Techniques for showing non-derivability in logics and other formal proof systems

Question

In proof systems for classical propositional logic if one want to show that a certain formula $\psi$ is not derivable one simply shows that $\neg\psi$ can be derived (although other techniques certainly are possible). Non-derivability follows essentially from the soundness and completeness of the proof system.

Unfortunately for non-classical logics and more exotic proof systems (such as the rules underlying operational semantics) no such direct technique exists. This could be because the non-derivability of $\psi$ does not imply that $\neg\psi$ is derivable, as is the case with intuitionistic logics, or simply that no notion of negation exists.
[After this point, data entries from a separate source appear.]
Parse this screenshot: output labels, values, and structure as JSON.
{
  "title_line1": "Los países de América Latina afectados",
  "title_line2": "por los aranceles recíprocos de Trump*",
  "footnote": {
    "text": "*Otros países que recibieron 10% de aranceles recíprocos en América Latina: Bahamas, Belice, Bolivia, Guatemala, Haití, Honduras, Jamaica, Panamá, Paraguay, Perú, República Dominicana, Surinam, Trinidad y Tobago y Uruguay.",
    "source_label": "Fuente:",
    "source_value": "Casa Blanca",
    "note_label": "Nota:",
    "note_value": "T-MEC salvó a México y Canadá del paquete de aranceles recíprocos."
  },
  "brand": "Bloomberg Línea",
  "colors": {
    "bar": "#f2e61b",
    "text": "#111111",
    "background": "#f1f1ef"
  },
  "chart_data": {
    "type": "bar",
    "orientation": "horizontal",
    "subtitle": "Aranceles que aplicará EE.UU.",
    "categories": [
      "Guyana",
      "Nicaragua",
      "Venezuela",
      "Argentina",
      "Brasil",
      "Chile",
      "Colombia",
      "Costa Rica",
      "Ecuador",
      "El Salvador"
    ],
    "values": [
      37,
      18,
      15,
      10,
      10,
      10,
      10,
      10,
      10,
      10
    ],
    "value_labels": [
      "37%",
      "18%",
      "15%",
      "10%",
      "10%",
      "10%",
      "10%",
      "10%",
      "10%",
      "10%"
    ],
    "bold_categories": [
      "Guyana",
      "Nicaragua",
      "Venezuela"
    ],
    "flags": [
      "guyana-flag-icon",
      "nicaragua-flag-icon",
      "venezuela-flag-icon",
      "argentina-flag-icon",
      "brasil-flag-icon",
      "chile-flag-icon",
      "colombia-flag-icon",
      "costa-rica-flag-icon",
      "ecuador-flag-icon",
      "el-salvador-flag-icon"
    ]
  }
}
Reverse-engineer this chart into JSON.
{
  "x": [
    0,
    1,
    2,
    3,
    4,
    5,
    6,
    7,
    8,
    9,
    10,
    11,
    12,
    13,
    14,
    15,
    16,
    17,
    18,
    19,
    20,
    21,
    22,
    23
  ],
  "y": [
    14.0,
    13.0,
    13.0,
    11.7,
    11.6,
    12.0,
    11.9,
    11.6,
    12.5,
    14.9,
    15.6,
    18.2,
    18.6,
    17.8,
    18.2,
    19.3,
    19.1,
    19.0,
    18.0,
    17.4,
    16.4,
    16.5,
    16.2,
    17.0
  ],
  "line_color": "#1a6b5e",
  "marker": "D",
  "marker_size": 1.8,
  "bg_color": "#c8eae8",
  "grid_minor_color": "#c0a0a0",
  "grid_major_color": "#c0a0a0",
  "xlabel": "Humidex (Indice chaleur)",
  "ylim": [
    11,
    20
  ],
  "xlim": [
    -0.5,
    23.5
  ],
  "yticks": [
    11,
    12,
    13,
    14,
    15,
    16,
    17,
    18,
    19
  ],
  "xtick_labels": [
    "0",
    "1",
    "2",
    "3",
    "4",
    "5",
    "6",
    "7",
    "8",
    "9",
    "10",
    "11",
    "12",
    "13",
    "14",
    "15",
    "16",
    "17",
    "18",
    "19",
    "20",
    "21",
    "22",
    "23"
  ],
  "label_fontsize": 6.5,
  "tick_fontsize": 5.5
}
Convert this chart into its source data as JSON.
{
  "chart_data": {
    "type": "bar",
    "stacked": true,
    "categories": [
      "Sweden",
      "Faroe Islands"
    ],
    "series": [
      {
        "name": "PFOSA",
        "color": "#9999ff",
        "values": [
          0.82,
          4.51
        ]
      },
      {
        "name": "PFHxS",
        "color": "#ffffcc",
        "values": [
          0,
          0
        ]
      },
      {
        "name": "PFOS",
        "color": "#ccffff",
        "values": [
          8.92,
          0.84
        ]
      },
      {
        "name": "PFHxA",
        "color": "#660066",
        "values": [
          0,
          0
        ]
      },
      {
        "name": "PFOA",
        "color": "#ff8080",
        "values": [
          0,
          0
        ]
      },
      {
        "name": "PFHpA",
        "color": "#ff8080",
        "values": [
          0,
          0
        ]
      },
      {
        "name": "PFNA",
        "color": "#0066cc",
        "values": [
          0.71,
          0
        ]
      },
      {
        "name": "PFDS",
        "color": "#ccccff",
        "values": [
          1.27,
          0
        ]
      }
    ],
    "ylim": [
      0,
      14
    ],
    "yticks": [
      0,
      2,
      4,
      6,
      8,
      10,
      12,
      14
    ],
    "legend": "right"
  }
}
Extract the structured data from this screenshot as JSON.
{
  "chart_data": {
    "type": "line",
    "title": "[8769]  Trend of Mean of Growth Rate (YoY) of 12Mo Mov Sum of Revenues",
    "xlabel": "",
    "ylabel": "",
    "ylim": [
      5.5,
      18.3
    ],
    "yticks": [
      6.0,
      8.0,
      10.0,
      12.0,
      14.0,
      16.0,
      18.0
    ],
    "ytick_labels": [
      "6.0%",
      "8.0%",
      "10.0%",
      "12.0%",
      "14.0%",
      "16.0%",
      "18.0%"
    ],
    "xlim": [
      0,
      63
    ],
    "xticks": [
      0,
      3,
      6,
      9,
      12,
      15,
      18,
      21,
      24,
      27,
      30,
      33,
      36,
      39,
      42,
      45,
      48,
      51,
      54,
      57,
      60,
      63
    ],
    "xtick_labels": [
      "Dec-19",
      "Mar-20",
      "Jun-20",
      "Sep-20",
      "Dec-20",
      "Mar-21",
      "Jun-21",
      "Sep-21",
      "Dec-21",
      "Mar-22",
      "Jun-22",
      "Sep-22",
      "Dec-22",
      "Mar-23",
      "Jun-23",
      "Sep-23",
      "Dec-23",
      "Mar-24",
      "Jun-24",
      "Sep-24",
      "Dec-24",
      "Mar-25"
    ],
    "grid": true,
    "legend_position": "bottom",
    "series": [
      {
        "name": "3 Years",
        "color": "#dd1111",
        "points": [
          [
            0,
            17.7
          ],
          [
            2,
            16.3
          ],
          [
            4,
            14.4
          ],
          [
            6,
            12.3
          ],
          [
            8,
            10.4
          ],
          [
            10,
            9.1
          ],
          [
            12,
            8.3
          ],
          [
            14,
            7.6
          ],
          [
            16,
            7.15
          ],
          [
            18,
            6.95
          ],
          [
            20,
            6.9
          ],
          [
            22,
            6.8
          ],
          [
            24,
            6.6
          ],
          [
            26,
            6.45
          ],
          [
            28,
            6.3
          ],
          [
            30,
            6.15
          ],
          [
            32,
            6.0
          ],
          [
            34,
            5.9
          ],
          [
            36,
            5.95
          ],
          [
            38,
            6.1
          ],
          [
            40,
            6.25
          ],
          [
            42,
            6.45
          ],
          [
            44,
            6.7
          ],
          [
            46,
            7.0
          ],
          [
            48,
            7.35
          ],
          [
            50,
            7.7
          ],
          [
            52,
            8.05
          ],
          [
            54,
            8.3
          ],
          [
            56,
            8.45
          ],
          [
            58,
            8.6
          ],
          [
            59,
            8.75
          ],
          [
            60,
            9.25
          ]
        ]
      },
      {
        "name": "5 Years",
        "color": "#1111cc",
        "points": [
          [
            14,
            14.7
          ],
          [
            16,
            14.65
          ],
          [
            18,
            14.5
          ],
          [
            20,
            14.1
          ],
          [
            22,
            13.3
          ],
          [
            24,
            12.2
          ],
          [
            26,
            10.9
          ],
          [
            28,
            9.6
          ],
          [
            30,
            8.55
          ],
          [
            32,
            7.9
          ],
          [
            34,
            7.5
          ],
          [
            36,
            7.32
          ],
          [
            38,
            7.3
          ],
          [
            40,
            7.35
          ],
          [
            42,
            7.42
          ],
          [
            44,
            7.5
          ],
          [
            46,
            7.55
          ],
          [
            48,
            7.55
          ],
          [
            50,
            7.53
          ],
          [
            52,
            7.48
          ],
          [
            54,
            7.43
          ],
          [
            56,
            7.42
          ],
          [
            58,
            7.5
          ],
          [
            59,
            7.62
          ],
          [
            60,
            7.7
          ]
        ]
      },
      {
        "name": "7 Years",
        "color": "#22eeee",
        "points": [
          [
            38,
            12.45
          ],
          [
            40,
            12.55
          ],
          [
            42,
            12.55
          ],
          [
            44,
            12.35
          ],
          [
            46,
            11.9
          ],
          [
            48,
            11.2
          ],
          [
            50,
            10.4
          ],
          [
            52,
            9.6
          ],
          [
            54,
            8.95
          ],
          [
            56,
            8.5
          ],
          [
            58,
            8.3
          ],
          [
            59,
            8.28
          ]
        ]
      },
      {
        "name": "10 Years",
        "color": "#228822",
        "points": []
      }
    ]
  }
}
My question is given a proof system $(\mathcal{L},\vdash)$, where $\vdash\;\subseteq\mathcal{L}^*\times\mathcal{L}$, (and presumably its semantics), what techniques exist to show non-derivability?

The proof systems of interest could include operational semantics of programming languages, Hoare logics, type systems, a non-classical logic, or inference rules for what-have-you.

Answer 1

IME, the following list is easiest to hardest (of course, it's also least to most powerful):

• If your system is sound, and you can prove $\lnot \phi$, then you have a nonderivability result, of course.

• If you have a lattice-theoretic semantics for your logic, relative to which all your proof rules are valid, then if the meaning of a proposition is not the topmost element of the lattice, then it is not a derivable proposition.

• If you know that your logic is complete with respect to a class of models, check to see if there is a particular model in that class which invalidates $\phi$.

• Sometimes you can get away with a translation into another logic, and show that derivability over here implies a known nonderivability result over there.

• If you have a natural deduction or sequent calculus, check to see if there is a cut-elimination result known, or if you can prove one. If there is, then you can often exploit the subformula property to give simple inductive arguments about nonderivability. (Eg., consistency via cut-elimination is just the statement that there are no cut-free proofs of false, and so if all cuts can be eliminated then there are no inconsistencies.)

• If nothing else works, then you can often show consistency/nonderivability results via a logical relations argument. This is the big gun, which works when nothing else does -- in set-theoretic terms, it boils down to a use of the axiom of Replacement, which lets you show huge sets are well-ordered. (This is why you can use it to prove things like normalization of System F.)